Me giré sobre mis talones, con unos pasos rápidos crucé el camino y con la mano empujé la puerta, pero la puerta no se abrió. Lo intenté de nuevo sin éxito. “No puede ser... si sólo han pasado unos segundos... si acabo de oír su voz...”Miré a través del cristal y todo estaba muy oscuro. Instintivamente avancé unos pasos y me situé delante del ventanal grande enrejado. No había luz, era como si de golpe se hubiesen marchado todos... Me acerqué más al cristal y pude contemplar un dibujo en la pared: un seminarista con sotana chutando con fuerza un balón de fútbol. Ni rastro de nuestras mesas de juegos. En su lugar un sin fin de herramientas y materiales de obra.
Eché mano a la máquina de fotos, miré a través del objetivo y desistí de disparar. No merecía la pena, la sala de juegos no se parecía a la que tengo registrada en mis recuerdos. Sentí una pequeña frustración.
Quise seguir avanzando por el camino, al levantar la mirada me di cuenta que unos metros más adelante había un cortado con mallas de alambre y dos grandes perros vigilantes me impedían el paso.
Me volví sobre mis pasos mientras trataba de darme ánimos:
-“Venga Manolo que todavía te quedan muchas estancias por visitar, la capilla, el comedor, el despacho de Don Antonio Pedro Llamas, los dormitorios en los que estuviste... son muchos los recuerdos por refrescar y realmente el tiempo pasa volando...”

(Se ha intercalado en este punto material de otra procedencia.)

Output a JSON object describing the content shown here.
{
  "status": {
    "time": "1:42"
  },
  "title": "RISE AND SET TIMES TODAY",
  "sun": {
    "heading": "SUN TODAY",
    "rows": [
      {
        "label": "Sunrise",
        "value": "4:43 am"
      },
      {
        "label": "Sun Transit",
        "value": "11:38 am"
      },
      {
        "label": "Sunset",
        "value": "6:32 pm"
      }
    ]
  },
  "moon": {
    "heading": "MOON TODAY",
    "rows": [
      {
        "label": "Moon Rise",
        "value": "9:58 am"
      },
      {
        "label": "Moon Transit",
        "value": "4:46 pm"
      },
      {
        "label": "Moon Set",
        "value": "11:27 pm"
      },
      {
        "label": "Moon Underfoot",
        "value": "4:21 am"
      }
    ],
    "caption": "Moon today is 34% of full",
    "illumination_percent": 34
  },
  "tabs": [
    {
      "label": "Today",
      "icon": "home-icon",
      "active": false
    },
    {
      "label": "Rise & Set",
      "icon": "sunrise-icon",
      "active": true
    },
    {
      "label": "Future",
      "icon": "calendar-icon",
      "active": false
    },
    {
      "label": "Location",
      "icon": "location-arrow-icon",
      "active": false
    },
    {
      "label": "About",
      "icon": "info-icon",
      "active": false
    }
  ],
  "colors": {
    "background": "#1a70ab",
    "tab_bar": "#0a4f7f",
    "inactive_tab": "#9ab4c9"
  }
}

Me han dado pie para escribir este relato los recientes comentarios en el blog de Andrés Osado, Pedro Calle y Pacocesar, que me invitaban a confeccionar un croquis y poner nombres a las distintas dependencias del Seminario de Hornachuelos.

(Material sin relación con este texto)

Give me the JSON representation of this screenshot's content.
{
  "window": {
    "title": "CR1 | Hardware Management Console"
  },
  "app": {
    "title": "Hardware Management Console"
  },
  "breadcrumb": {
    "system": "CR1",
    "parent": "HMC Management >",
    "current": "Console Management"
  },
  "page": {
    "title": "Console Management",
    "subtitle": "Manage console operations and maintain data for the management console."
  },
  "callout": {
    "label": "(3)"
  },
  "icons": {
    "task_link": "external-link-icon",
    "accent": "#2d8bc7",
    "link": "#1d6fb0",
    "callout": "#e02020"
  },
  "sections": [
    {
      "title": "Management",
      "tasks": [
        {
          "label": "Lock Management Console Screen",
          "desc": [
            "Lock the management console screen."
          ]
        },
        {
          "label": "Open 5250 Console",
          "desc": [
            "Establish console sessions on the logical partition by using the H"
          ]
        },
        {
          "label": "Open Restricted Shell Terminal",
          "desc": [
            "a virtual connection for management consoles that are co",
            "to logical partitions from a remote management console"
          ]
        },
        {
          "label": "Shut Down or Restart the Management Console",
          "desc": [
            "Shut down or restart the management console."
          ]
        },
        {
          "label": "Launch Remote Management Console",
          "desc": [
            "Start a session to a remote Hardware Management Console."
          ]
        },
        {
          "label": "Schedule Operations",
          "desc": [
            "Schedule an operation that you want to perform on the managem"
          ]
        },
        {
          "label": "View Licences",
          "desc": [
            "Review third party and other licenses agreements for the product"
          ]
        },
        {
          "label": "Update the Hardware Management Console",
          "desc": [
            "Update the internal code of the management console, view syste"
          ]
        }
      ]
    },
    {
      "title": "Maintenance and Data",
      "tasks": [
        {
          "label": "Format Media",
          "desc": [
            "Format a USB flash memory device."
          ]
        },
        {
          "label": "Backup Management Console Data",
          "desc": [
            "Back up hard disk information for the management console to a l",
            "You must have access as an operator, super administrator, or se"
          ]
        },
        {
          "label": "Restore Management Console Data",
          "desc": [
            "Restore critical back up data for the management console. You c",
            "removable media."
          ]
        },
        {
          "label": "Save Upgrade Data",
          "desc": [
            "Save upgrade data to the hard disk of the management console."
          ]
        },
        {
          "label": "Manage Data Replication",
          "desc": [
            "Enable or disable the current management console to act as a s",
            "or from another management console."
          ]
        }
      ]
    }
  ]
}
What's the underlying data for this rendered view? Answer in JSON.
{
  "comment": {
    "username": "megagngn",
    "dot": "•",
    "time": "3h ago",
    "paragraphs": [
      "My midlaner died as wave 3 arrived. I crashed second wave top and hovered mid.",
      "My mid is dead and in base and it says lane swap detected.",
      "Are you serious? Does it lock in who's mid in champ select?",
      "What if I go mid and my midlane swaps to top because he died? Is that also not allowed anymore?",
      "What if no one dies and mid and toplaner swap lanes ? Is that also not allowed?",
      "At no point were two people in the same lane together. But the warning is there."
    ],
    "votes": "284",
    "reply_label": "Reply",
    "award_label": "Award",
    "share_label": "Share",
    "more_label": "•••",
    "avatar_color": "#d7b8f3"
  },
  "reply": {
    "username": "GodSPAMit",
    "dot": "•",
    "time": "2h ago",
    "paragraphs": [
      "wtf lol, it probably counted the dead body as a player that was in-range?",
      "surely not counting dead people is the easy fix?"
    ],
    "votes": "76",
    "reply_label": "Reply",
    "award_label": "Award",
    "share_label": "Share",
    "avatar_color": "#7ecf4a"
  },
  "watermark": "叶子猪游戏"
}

Asumí el compromiso de reordenar las fotos del reportaje que hice aquel día, poner nombre a los dormitorios que aún recordaba y compartirlo con todos vosotros. Estoy en ello y a punto de terminarlo.
Seguro que encontraréis errores y olvidos. Estaré encantado de que me ayudéis a subsanarlos y con mucho gusto haré las rectificaciones oportunas.
Gracias por vuestra paciencia y comprensión. En estas fechas: Salud, Paz y Bien.
Un fuerte abrazo para todos y cada uno de vosotros.
Móstoles, 20 de Diciembre del 2018.
Manuel Jurado.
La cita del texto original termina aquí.